This project is archived and is in readonly mode.

#1063 ✓resolved
Adam Majer

[PATCH] binary data corruption in PostgreSQL adapter

Reported by Adam Majer | September 17th, 2008 @ 04:53 PM

To create the problem, you only need to do,


  rails my_app; cd my_app
  script/generate model BorkedBinary b_data:binary

... fix config/database.yml so rails can connect ...


  rake db:migrate
  script/console
     BorkedBinary.create( :b_data => '\404' )

if it works correctly, you'll get '\404'

unfortunately, where b = BorkedData object,


>> b.b_data = '\404'
=> "\\404"
>> b.b_data
=> "404"

The problem is before the postgresql driver, as the query generated is broken,


BorkedBinary Create (0.001279)   INSERT INTO "borked_binaries" ("created_at", "updated_at", "b_data") VALUES('2008-09-17 07:49:54.316491', '2008-09-17 07:49:54.316491', E'404')

I've tried this with MySQL, PostgreSQL and SQLite3 adapters. Only PostgreSQL is affected.

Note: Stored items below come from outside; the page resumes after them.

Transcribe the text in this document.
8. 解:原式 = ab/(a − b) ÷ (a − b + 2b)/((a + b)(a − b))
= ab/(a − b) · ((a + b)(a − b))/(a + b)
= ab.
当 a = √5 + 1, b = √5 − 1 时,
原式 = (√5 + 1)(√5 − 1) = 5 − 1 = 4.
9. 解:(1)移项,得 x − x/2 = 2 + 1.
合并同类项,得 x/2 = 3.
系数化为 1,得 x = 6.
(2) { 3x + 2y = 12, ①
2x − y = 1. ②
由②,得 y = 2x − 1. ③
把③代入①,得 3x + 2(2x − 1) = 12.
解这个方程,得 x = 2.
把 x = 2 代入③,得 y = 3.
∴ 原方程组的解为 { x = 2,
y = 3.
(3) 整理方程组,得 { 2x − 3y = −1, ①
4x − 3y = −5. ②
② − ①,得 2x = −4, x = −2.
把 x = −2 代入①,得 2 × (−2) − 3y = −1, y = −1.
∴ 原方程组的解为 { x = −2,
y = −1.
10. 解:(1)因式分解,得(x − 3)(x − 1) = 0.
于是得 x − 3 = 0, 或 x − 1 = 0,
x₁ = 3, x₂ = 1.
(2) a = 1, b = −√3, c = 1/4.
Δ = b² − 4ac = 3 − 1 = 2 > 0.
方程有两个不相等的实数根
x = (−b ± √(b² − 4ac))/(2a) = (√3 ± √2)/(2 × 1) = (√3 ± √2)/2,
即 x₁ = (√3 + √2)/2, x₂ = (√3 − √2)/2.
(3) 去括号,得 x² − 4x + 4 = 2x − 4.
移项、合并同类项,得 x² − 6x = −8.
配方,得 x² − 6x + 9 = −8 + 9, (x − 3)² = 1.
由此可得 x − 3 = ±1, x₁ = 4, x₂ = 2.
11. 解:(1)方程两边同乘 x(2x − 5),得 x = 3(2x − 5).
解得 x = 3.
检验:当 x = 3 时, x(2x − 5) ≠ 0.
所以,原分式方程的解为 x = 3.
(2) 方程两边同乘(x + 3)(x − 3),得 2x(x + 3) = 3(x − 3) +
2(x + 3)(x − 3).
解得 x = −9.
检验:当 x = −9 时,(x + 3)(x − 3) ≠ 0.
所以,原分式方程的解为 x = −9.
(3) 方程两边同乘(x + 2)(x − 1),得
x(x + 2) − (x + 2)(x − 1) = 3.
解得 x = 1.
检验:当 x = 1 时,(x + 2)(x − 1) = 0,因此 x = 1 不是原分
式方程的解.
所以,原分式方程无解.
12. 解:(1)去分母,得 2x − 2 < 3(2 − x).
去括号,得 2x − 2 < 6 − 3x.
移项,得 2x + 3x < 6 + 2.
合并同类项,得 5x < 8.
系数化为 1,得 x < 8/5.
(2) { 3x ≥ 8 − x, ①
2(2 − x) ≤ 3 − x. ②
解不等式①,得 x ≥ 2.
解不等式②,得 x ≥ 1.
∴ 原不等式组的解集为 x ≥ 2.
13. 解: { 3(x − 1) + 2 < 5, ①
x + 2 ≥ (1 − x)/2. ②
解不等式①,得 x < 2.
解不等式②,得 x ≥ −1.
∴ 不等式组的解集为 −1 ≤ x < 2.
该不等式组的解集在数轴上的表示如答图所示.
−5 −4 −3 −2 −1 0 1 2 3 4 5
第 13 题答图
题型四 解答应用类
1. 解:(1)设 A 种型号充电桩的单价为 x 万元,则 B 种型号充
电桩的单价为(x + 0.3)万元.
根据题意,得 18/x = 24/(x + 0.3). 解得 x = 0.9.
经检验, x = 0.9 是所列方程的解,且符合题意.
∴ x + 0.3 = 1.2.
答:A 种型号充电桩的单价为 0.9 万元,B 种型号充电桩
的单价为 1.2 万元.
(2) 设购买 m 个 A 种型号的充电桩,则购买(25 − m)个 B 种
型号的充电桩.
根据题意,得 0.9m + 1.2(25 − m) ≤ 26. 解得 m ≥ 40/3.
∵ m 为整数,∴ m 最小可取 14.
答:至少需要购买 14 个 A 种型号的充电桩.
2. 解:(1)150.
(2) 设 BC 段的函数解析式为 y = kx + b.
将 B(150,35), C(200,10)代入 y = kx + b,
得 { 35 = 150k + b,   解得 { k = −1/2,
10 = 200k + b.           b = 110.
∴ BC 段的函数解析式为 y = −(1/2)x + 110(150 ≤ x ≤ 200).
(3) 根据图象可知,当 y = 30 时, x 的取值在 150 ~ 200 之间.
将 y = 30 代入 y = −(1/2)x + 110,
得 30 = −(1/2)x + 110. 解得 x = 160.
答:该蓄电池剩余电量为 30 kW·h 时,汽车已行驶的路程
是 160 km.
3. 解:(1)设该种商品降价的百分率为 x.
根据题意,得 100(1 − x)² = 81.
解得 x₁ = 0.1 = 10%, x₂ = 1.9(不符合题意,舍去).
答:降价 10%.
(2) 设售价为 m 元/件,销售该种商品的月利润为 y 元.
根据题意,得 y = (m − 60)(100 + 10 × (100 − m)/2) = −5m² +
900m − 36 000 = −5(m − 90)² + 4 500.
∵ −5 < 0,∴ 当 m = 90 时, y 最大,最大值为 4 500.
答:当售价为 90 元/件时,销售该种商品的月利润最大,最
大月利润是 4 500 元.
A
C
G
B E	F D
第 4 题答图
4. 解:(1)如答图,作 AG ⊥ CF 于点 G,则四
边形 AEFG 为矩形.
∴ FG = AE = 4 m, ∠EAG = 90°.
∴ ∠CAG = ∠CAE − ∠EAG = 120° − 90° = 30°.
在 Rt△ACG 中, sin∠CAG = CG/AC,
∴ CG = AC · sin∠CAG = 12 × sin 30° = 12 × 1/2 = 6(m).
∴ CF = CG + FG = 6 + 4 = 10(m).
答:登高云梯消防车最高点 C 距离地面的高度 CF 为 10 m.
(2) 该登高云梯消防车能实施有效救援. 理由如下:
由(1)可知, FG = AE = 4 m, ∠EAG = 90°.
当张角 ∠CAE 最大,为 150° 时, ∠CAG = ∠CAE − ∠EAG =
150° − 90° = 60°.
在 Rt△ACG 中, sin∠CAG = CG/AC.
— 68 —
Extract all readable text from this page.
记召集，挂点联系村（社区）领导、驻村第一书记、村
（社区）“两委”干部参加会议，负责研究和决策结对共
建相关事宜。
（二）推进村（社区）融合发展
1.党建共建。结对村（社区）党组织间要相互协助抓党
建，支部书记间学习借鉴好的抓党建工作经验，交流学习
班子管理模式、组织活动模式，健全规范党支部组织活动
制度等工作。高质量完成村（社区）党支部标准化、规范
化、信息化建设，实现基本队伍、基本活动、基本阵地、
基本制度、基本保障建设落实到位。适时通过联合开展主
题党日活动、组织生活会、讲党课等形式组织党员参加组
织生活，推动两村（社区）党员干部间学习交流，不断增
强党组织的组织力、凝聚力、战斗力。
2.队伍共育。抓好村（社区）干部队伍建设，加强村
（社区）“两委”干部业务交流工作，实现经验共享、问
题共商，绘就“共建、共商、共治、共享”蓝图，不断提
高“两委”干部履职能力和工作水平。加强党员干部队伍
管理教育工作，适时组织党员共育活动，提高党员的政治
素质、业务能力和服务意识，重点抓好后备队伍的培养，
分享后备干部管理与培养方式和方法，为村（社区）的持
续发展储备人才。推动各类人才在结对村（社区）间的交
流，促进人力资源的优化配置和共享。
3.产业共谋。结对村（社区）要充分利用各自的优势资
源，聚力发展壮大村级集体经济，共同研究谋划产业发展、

Comments and changes to this ticket

  • Adam Majer

    Adam Majer September 17th, 2008 @ 05:14 PM

    In addition, only binary data with \ followed by 3 numbers seems to be affected.

  • Adam Majer

    Adam Majer September 17th, 2008 @ 09:07 PM

    Traced it back to the

    
       self.binary_to_string(value)
    

    in postgreSQL adapter. Basically, rails assumes that stored values are escaped by database and need unescaping!

    
    self.binary_to_string( value )
    return value
    end
    

    PGconn.unescape_bytea is ONLY to to be used to unescape database quoted stuff. It is NOT there to unescape PGconn.escape_byea !!

    
    irb(main):002:0> require 'pg'
    => true
    irb(main):003:0> PGconn.escape_bytea( '\404' )
    => "\\\\\\\\404"
    irb(main):004:0> '\404' == PGconn.unescape_bytea(PGconn.escape_bytea( '\404' ))
    => false
    irb(main):005:0> PGconn.unescape_bytea(PGconn.escape_bytea( '\404' ))
    => "\\\\404"
    
  • Adam Majer

    Adam Majer September 17th, 2008 @ 09:09 PM

    Just an aside, ignoring unescaping bit makes my example of '\404' work but of course breaks on actual data fetch from database...

  • Adam Majer

    Adam Majer September 17th, 2008 @ 09:26 PM

    • Tag changed from activerecord, bug, postgresql to 2.0-stable, 2.1, activerecord, bug, edge, postgresql

    Checked 2.0.2, 2-1-stable branch and latest HEAD. As expected, same problem.

  • Adam Majer

    Adam Majer September 18th, 2008 @ 11:32 PM

    • Title changed from “binary data broken with PostgreSQL adapter” to “binary data corruption in PostgreSQL adapter”
  • Adam Majer

    Adam Majer September 19th, 2008 @ 10:56 PM

    Added patch,

    http://git.debian.org/?p=collab-.../rails.git;a=shortlog;h=refs/heads/for-upstream

    The commit you want is which is at top and vs. edge as of now, 93199ad2ea35d8736a0db154e819583a6e4cf983

    Please add unit tests, if you wish.

  • Adam Majer

    Adam Majer September 19th, 2008 @ 10:58 PM

    • Title changed from “binary data corruption in PostgreSQL adapter” to “[PATCH] binary data corruption in PostgreSQL adapter”

    Proper link

    Ok, trying again with the link

  • Adam Majer

    Adam Majer September 19th, 2008 @ 10:59 PM

    
    http://git.debian.org/?p=collab-maint/rails.git;a=shortlog;h=refs/heads/for-upstream
    

    Just copy/paste it.

  • Michael Koziarski

    Michael Koziarski October 23rd, 2008 @ 06:03 PM

    • Milestone cleared.
    • Assigned user set to “Michael Koziarski”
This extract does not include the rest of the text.